Social networking site proves to be a fruitful research subject for a Westmont communciation studies professor
Facebook asks, “What’s on your mind?” and sends the answer to all your friends. Lesa Stern wondered what was on the mind of college students using the popular social networking site and designed a study to find out. She’d never heard of the Web-based phenomenon when one of her students at Southern Illinois University Edwardsville wanted to do an independent study in 2005. This young woman used Facebook to plan events for her sorority and suggested it as the subject of a research project.
Apparently other professors weren’t familiar with Facebook either as Lesa discovered a lack of scholarly work on the topic. So she and Kim Taylor set out to survey 400 SIUE students to learn how they were using the network. The two women developed a series of simple questions: How do students set up their accounts? How much time do they spend on the site? How do they use Facebook? What kinds of negative experiences have they encountered? When Lesa and Kim published their results in the North Dakota Journal of Speech and Theater in 2007, the article became one of the first scholarly studies on Facebook.

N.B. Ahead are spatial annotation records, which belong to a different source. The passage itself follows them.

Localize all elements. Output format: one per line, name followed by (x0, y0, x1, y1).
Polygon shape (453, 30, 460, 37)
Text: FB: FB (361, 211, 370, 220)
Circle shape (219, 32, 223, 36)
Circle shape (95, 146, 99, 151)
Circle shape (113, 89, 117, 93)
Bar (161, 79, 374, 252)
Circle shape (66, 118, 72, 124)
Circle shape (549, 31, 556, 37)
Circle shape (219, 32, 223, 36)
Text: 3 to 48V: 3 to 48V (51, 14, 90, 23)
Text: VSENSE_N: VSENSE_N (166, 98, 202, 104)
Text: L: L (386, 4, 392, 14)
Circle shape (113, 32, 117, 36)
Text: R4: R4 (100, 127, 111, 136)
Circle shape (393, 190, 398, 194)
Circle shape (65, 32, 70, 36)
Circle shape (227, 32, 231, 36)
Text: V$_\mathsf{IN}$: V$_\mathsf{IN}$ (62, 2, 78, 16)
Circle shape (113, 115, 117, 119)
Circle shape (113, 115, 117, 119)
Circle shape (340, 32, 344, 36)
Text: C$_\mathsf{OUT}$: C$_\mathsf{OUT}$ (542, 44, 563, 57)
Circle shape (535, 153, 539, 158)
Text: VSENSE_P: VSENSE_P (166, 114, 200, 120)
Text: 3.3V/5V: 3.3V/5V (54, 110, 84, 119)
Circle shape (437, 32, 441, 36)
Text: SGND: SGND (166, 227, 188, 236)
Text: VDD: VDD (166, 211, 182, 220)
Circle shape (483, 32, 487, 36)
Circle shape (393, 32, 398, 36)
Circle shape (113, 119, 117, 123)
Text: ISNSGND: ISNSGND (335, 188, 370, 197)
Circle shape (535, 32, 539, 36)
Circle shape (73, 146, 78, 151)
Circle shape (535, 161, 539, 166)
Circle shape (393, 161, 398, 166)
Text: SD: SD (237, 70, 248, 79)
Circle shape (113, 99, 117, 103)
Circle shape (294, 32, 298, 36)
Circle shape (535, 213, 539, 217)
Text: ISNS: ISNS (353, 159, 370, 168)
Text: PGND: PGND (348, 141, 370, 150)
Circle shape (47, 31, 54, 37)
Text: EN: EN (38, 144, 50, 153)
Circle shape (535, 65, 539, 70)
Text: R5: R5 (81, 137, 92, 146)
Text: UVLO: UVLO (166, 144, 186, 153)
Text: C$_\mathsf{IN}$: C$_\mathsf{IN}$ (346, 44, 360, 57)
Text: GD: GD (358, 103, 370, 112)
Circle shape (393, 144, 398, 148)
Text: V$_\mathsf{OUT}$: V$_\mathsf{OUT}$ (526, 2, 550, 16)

The findings revealed that most students had positive experiences with Facebook and posted truthful information about themselves. In 2005, college students primarily used the site to interact with others on their own campus. It became a way to stay in touch with existing friends rather than a means of meeting new ones. “Unlike My Space pages, which were open to any predator who wanted to see them, Facebook was private and accessible only by invitation,” Lesa says. “It felt safer.”

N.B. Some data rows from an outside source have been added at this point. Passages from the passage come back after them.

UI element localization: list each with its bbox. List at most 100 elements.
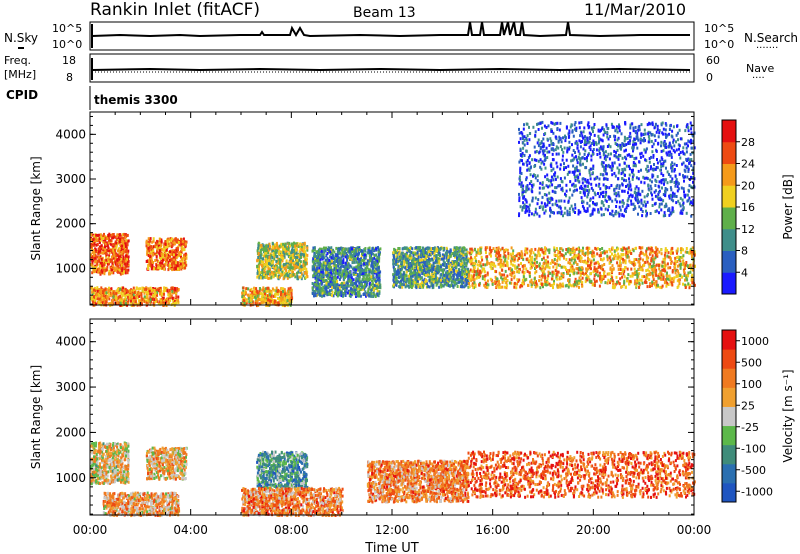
data-cell [618, 282, 621, 286]
data-cell [105, 252, 107, 255]
data-cell [331, 293, 333, 297]
data-cell [91, 256, 94, 260]
data-cell [268, 255, 271, 259]
data-cell [427, 254, 430, 258]
data-cell [611, 246, 614, 250]
data-cell [462, 253, 465, 257]
data-cell [396, 249, 399, 252]
data-cell [370, 292, 373, 296]
data-cell [108, 238, 111, 242]
data-cell [396, 256, 399, 260]
data-cell [348, 270, 351, 274]
data-cell [481, 277, 484, 281]
data-cell [313, 252, 316, 255]
data-cell [112, 233, 115, 237]
data-cell [285, 261, 288, 265]
data-cell [610, 274, 613, 278]
data-cell [289, 244, 291, 248]
data-cell [314, 275, 317, 279]
data-cell [669, 252, 672, 256]
data-cell [471, 261, 474, 265]
data-cell [397, 268, 400, 272]
data-cell [474, 256, 477, 259]
data-cell [270, 270, 273, 274]
data-cell [413, 260, 416, 264]
data-cell [302, 246, 305, 250]
data-cell [398, 285, 401, 289]
data-cell [275, 241, 278, 245]
data-cell [409, 254, 411, 258]
data-cell [96, 250, 99, 254]
data-cell [332, 248, 334, 252]
data-cell [445, 276, 448, 280]
data-cell [98, 258, 101, 262]
data-cell [563, 254, 566, 258]
data-cell [534, 271, 537, 275]
data-cell [579, 259, 582, 263]
data-cell [318, 255, 321, 259]
data-cell [169, 264, 172, 268]
data-cell [462, 270, 465, 274]
data-cell [494, 280, 497, 284]
data-cell [662, 275, 665, 279]
data-cell [348, 279, 351, 283]
data-cell [501, 246, 504, 250]
data-cell [641, 281, 644, 285]
data-cell [331, 269, 334, 273]
data-cell [371, 266, 374, 270]
data-cell [460, 262, 463, 266]
data-cell [146, 250, 149, 254]
data-cell [648, 278, 651, 282]
data-cell [463, 261, 466, 265]
data-cell [374, 278, 376, 282]
data-cell [611, 268, 614, 272]
data-cell [273, 257, 276, 261]
data-cell [362, 277, 365, 281]
data-cell [559, 285, 562, 289]
data-cell [551, 270, 554, 274]
data-cell [399, 275, 402, 279]
data-cell [339, 271, 342, 274]
data-cell [646, 260, 649, 264]
data-cell [174, 249, 176, 253]
data-cell [466, 260, 469, 264]
data-cell [461, 249, 464, 253]
data-cell [111, 261, 114, 265]
data-cell [433, 256, 436, 260]
data-cell [475, 276, 478, 280]
data-cell [331, 259, 334, 263]
data-cell [294, 256, 297, 259]
data-cell [552, 286, 554, 290]
data-cell [300, 277, 303, 281]
data-cell [365, 277, 368, 281]
data-cell [287, 255, 290, 258]
data-cell [648, 285, 651, 288]
data-cell [445, 274, 448, 278]
data-cell [92, 233, 95, 237]
data-cell [399, 285, 402, 289]
data-cell [449, 248, 452, 252]
data-cell [453, 246, 456, 250]
data-cell [440, 257, 443, 261]
data-cell [404, 273, 407, 277]
data-cell [584, 280, 587, 284]
data-cell [634, 271, 637, 274]
data-cell [376, 289, 379, 293]
data-cell [419, 258, 422, 262]
data-cell [569, 261, 572, 265]
data-cell [511, 271, 514, 275]
data-cell [493, 263, 495, 267]
data-cell [336, 294, 339, 298]
data-cell [173, 266, 176, 270]
data-cell [278, 266, 281, 270]
data-cell [609, 267, 612, 271]
data-cell [123, 243, 126, 247]
data-cell [467, 285, 470, 289]
data-cell [271, 256, 274, 259]
data-cell [256, 259, 259, 263]
data-cell [436, 264, 439, 268]
data-cell [666, 281, 669, 285]
data-cell [393, 247, 396, 251]
data-cell [373, 256, 376, 260]
data-cell [331, 281, 334, 285]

That may be one reason students shared a great deal of personal information on their Facebook pages. Lesa found this surprising and a little disconcerting. Participants in the study revealed some interesting habits, such as using Facebook to spy on their boyfriends or girlfriends. Some of the negative experiences included embarrassing photos and negative comments posted on others’ profiles or being stalked, but these problems appeared to be infrequent.
Lesa joined the Westmont faculty in 2007 after 13 years at SIUE. She teaches a class on research methods to communication studies majors, and last year a group decided to study self-disclosure on Facebook. “They found that the more intensely people used and relied on the site, the more likely they were to reveal personal information,” Lesa says. “The determining factor was the strength of their connection to Facebook. This generation of college students is willing to disclose a lot more than previous generations.”
Lesa uses Facebook herself and considers it a good thing. “My best friend from first through fifth grade found me on Facebook,” she says. “It’s great for connecting with people you want to stay in touch with. The technology allows people to do more efficiently what they would normally do: Sociable people connect frequently with their friends, and quiet people sit back and watch.”
Lesa graduated from UCLA and earned her master’s degree and doctorate at the University of Arizona. Her areas of expertise and research include interpersonal communication and conflict, the use of images in advertising, and program evaluation. For nine years, she has designed evaluations that help organizations assess if they’re meeting their goals. As a strategy forum facilitator for the North Central Association’s Higher Learning Commission she leads sessions for universities and colleges developing projects that will measure accomplishments in their programs. She also created an evaluation plan for an abstinence-until-marriage program for New Beginnings Crisis Pregnancy Center in Edwardsville, Ill.
To study hyperbole in advertising, she has co-authored a paper examining visual rhetoric in magazine ads. Was exaggeration effective in creating greater liking for a product? Did an ad showing an SUV pulling a large yacht translate in better sales for the vehicle? The results indicate that hyperbole seems to catch people’s attention but does not make them think more highly of the product. Lesa’s current study looks at hyperbole in television commercials to see if that is any more effective.